Di fronte a tutto questo orrore, il governo italiano risponde miseramente. A Lampedusa si vorrebbero fare due tendopoli, da cinquecento posti ciascuna, e per fare questo è stato inviato l’esercito. La popolazione locale si è opposta fermamente perché tutti i lampedusani, dai più progressisti ai più sensibili alle ragioni del quieto vivere, scorgono in questa operazione il pericolo di una trasformazione dell’isola in un lager a cielo aperto: una prospettiva nefasta sia per chi ha a cuore i diritti umani, sia per chi bada al portafogli e teme gravi ripercussioni sulla stagione turistica in un territorio in cui praticamente tutti vivono di questo. In questa miscela esplosiva si innesta l’atavica frustrazione di una comunità che si è sempre sentita ignorata dallo Stato centrale, e che oggi torna a sentirsi sfruttata solo come terra di frontiera. Nel momento in cui scriviamo, infatti, un centinaio di lampedusani sta addirittura impedendo l’attracco di una motovedetta della Capitaneria di porto con a bordo 116 immigrati soccorsi al largo.
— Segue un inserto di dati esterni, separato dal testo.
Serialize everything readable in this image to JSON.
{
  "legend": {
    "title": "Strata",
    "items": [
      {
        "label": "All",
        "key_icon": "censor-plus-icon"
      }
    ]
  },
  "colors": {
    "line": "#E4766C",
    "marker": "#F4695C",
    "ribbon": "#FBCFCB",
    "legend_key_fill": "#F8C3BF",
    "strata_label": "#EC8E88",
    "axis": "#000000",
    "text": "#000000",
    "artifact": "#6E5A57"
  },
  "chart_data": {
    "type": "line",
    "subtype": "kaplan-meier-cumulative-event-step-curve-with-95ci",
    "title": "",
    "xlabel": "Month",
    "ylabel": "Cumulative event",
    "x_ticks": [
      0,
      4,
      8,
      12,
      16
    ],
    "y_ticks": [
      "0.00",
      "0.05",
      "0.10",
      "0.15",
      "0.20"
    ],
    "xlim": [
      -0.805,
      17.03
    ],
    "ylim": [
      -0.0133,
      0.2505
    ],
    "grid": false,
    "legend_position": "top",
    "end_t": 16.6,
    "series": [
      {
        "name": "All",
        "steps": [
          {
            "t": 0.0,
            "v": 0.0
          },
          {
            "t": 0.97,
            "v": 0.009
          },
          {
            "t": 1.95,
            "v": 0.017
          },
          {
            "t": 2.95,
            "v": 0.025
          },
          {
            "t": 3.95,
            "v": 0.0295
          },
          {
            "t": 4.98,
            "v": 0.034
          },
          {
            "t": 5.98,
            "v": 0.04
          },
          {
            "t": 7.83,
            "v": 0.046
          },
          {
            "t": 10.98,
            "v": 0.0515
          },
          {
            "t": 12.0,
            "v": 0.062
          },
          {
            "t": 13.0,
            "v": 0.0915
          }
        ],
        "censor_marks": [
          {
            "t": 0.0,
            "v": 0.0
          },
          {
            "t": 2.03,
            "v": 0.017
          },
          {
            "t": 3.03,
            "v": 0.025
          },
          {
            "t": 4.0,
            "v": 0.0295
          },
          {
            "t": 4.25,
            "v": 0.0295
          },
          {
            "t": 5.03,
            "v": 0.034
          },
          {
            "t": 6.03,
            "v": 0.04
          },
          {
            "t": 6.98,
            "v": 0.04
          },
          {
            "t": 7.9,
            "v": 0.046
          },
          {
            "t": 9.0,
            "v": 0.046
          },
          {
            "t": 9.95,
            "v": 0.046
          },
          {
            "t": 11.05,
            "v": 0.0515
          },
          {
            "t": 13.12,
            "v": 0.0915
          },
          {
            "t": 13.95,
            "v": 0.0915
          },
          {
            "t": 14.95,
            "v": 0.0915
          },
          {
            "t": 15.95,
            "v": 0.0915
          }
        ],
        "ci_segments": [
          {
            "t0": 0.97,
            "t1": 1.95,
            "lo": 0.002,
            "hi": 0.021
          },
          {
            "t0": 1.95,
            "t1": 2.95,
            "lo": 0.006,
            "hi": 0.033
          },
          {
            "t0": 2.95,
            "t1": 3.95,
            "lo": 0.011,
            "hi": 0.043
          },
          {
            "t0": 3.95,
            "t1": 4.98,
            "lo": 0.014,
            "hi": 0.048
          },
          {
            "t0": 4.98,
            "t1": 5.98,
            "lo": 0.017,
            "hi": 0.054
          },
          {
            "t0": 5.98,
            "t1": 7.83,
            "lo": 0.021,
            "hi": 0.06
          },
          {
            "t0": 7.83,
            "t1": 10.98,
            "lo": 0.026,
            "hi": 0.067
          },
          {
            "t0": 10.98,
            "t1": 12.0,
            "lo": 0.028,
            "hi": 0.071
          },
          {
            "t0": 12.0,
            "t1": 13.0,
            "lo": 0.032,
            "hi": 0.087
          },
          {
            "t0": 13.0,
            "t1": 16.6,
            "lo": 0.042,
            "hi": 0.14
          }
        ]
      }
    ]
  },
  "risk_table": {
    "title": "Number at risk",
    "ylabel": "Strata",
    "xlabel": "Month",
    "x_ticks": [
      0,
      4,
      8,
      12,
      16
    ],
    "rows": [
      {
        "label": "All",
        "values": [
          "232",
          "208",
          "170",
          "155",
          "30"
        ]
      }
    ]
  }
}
In Sicilia, infine, è stato inaugurato il “Residence degli aranci” a Mineo, in provincia di Catania. Vi troveranno posto duemila richiedenti asilo (o forse più). Le prime deportazioni a Mineo saranno fatte dai Centri di Caltanissetta, Trapani, Crotone, Bari, Foggia. Un’enorme struttura, quella di Mineo, ipocritamente ribattezzata “Villaggio della Solidarietà”, in cui convogliare tutti i richiedenti asilo che vivono nei centri Cara di tutta Italia. L’obiettivo? Convertire quei centri in Cie – Centri di Identificazione ed Espulsione – dove internare i tunisini di Lampedusa.